What remains unknown is how much space these four firms will continue to require on a short, medium and long-term basis if they are forced out by DND. The property they currently inhabit was designed and built by Nortel at a time when budget consciousness wasn’t a requirement.
It begs the question: would the present tenants be willing to bear the significant cost of replicating existing operations in another building – including the vast clean rooms and computer labs – should they be unable to stay put, or will they instead slash their present workforces and/or relocate to another market?
Firstly, a quick recap on the current situation: according to Altus Insite, the vacancy rate in Kanata sits at 17 per cent, representing around 882,000 square feet of empty space in a sub-market made up of 68 office buildings, totalling 5,200,000 square feet of competitive space.
In addition, as mentioned in my previous column, the majority of large pockets of available office space in Kanata have either been leased or are in the process of being carved up into smaller pockets.
Many people, including myself, have previously speculated that the likely outcome of a government purchase of 3500 Carling Ave. would result in the displaced tenants leasing large quantities of existing space, resulting in a very rapid decrease in the amount of total vacancy and quickly bringing Kanata back to a more balanced market – if not outright favouring the landlords.
But it seems more likely now that if a company such as Ciena, which currently occupies 265,000 square feet, is displaced and wants to keeps all its employees under one roof, that without any available existing buildings to consider in that size range, we’ll likely see new construction within the next 18 to 24 months.
The immediate impact of this on Kanata’s market would be relatively flat, as the majority of any space built would immediately be backfilled by tenants leaving Nortel. That means the existing inventory of available office space would largely be left untouched.
The downside is that one or more of these companies could decide that putting up a new building would be too cost prohibitive, and move to dramatically downsize their local workforce. This kind of decision would be influenced by the cost of construction but also by the availability of government subsidies designed to promote job creation.

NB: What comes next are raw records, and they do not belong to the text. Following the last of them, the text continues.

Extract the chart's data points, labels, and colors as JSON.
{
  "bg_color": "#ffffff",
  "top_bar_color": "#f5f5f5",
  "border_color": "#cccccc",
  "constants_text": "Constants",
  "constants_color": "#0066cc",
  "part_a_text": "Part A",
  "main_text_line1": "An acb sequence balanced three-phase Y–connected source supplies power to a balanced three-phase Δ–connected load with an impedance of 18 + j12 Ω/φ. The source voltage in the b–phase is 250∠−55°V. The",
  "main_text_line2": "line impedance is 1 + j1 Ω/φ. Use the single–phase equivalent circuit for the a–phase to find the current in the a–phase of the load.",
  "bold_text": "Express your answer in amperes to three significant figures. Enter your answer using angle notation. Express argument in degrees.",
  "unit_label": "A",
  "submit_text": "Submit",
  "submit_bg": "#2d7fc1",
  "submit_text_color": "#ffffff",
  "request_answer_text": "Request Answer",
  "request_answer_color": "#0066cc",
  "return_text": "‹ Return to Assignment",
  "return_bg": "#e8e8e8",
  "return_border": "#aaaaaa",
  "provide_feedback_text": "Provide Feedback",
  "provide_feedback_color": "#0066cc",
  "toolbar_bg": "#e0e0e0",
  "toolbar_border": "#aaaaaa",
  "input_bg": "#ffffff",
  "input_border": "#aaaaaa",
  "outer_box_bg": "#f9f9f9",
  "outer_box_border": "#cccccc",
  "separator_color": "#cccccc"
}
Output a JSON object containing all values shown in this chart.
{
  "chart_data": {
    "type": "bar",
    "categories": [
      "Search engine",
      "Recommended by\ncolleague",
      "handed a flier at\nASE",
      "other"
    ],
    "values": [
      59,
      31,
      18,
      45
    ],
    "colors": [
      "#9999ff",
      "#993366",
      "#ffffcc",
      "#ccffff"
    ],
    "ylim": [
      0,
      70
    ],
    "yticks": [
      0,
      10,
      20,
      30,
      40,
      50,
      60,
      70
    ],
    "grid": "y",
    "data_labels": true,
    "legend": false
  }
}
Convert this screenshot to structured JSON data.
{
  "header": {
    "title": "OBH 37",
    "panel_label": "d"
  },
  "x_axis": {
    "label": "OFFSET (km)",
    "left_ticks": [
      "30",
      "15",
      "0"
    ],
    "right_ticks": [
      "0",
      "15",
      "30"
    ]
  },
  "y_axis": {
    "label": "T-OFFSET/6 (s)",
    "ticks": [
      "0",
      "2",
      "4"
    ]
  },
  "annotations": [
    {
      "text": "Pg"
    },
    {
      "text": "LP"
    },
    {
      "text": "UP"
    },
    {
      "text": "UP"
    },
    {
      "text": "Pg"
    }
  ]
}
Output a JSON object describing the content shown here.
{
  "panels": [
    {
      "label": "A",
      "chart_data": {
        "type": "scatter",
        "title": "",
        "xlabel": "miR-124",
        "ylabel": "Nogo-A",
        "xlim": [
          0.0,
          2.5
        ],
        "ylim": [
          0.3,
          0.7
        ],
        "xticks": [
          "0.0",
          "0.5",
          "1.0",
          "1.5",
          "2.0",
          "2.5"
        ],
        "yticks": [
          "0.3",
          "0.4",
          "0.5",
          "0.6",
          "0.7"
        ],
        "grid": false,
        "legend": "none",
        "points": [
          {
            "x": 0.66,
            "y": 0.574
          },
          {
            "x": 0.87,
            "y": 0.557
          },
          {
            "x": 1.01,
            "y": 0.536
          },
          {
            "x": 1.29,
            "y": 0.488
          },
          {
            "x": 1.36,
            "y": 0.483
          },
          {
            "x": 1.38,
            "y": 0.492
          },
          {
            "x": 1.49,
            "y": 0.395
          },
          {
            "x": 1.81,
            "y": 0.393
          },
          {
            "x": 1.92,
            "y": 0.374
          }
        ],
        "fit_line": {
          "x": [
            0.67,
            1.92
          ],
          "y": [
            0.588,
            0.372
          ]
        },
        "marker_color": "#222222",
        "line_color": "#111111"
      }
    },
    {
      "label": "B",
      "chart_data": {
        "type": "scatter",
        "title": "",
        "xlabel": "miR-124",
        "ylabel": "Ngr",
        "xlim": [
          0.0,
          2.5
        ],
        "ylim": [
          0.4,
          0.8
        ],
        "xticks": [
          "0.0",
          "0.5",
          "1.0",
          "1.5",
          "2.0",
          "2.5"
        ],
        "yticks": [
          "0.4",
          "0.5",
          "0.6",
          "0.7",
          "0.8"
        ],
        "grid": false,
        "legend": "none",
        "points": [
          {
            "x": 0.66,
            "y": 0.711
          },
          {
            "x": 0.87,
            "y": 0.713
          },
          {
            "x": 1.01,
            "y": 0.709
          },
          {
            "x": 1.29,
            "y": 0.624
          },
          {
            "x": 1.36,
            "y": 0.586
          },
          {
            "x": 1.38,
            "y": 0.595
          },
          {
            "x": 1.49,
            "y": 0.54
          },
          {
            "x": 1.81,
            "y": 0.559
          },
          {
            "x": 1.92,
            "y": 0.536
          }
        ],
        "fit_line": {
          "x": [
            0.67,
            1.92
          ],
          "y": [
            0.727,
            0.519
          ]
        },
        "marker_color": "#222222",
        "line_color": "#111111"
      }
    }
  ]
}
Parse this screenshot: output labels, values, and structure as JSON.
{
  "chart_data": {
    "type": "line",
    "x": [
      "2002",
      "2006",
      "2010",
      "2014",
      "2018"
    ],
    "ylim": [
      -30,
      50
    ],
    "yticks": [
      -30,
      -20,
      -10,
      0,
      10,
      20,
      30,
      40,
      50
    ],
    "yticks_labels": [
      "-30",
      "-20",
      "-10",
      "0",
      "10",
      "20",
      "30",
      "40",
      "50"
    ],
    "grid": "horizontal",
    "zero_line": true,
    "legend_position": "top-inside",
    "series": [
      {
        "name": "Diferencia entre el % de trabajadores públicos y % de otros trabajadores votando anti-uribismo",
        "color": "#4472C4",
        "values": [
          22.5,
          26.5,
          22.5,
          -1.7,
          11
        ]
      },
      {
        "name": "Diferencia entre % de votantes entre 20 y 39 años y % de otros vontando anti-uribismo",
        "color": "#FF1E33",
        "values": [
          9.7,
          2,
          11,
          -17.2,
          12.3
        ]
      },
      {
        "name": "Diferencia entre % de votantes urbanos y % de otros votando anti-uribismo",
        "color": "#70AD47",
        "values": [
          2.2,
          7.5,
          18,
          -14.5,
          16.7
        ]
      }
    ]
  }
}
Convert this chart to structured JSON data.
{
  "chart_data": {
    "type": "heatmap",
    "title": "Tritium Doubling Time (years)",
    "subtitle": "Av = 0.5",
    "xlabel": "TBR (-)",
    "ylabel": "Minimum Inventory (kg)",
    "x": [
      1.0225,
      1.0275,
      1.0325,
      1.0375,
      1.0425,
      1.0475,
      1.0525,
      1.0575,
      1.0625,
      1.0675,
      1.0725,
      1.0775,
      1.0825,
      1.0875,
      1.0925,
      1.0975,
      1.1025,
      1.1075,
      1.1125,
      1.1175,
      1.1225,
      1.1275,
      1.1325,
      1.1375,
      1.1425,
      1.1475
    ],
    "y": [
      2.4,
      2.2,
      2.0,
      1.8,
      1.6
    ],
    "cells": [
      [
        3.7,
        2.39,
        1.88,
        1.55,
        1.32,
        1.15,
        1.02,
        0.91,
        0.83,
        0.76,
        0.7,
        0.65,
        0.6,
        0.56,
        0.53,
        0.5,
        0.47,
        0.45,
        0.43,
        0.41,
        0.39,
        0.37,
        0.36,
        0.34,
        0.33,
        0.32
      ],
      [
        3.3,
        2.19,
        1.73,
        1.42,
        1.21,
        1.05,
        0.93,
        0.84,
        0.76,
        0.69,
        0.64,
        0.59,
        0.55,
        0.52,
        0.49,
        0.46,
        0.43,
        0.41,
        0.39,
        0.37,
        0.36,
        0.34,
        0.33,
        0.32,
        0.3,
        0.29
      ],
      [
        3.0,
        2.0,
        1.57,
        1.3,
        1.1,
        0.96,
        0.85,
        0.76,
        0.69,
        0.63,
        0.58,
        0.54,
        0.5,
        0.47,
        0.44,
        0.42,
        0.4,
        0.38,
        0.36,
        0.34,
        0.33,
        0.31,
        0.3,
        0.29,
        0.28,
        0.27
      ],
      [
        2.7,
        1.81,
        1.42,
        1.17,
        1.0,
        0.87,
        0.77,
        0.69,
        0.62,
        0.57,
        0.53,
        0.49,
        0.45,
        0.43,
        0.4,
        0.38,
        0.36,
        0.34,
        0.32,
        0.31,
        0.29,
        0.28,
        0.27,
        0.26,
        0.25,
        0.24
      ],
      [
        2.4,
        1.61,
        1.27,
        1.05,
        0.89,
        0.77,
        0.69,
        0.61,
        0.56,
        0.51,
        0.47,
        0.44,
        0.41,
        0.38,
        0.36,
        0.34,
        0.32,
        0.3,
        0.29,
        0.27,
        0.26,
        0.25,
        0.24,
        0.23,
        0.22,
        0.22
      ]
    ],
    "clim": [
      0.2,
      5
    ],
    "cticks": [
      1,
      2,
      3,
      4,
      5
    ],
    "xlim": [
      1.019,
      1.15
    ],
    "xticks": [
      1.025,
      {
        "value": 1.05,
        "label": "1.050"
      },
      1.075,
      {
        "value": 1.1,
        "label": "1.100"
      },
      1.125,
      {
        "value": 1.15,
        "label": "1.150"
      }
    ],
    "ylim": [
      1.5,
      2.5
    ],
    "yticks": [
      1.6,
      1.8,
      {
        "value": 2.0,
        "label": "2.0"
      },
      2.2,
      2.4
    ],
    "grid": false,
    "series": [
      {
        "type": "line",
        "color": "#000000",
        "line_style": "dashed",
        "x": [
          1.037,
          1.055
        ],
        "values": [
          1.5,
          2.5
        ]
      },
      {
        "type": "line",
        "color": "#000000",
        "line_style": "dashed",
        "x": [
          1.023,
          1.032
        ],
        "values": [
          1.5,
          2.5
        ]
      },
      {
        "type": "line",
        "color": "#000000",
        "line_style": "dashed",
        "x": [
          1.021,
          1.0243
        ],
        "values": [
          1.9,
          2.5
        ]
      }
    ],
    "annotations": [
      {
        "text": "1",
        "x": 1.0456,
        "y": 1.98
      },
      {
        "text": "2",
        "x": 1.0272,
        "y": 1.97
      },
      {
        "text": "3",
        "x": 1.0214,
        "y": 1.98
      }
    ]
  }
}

Don’t forget that the Ontario government paid Dell $5,000 per head under the Apprenticeship Training Tax Credit program as an incentive to bring 150 jobs to Ottawa, and that was for a paltry 150,000-square-foot call centre whose typical worker earned a salary under $30,000 per year. In comparison, many of the jobs in question at Avaya, Ericsson, Ciena and GENBAND are high-paying positions and, in several cases, their employee base is over twice the size of Dell’s former workforce.
This has the potential to make the competition to retain these jobs – or attract them elsewhere – very fierce.
In the end, I think the popular belief that these displaced companies will suddenly eat up all of Kanata’s empty office space and send vacancy rates plunging while causing office rents to quickly rise is probably too simplistic and not very likely to occur.
Personally, as both a commercial realtor and former infantry soldier, I have a hard time believing that a security-conscious user such as DND would be willing to tolerate a shared office campus for anything other than a short transition period – if at all.
So I feel comfortable in predicting that come spring, once Public Works takes formal possession of the Nortel Campus, we will see a flurry of activity as these four, soon-to-be-evicted technology companies kick their search for new homes into high gear.
And while this won’t necessarily (or even likely) translate to lower vacancy rates and higher rental rates in Kanata, it should make for one heck of an exciting show.
Darren Fleming is managing partner at CresaPartners.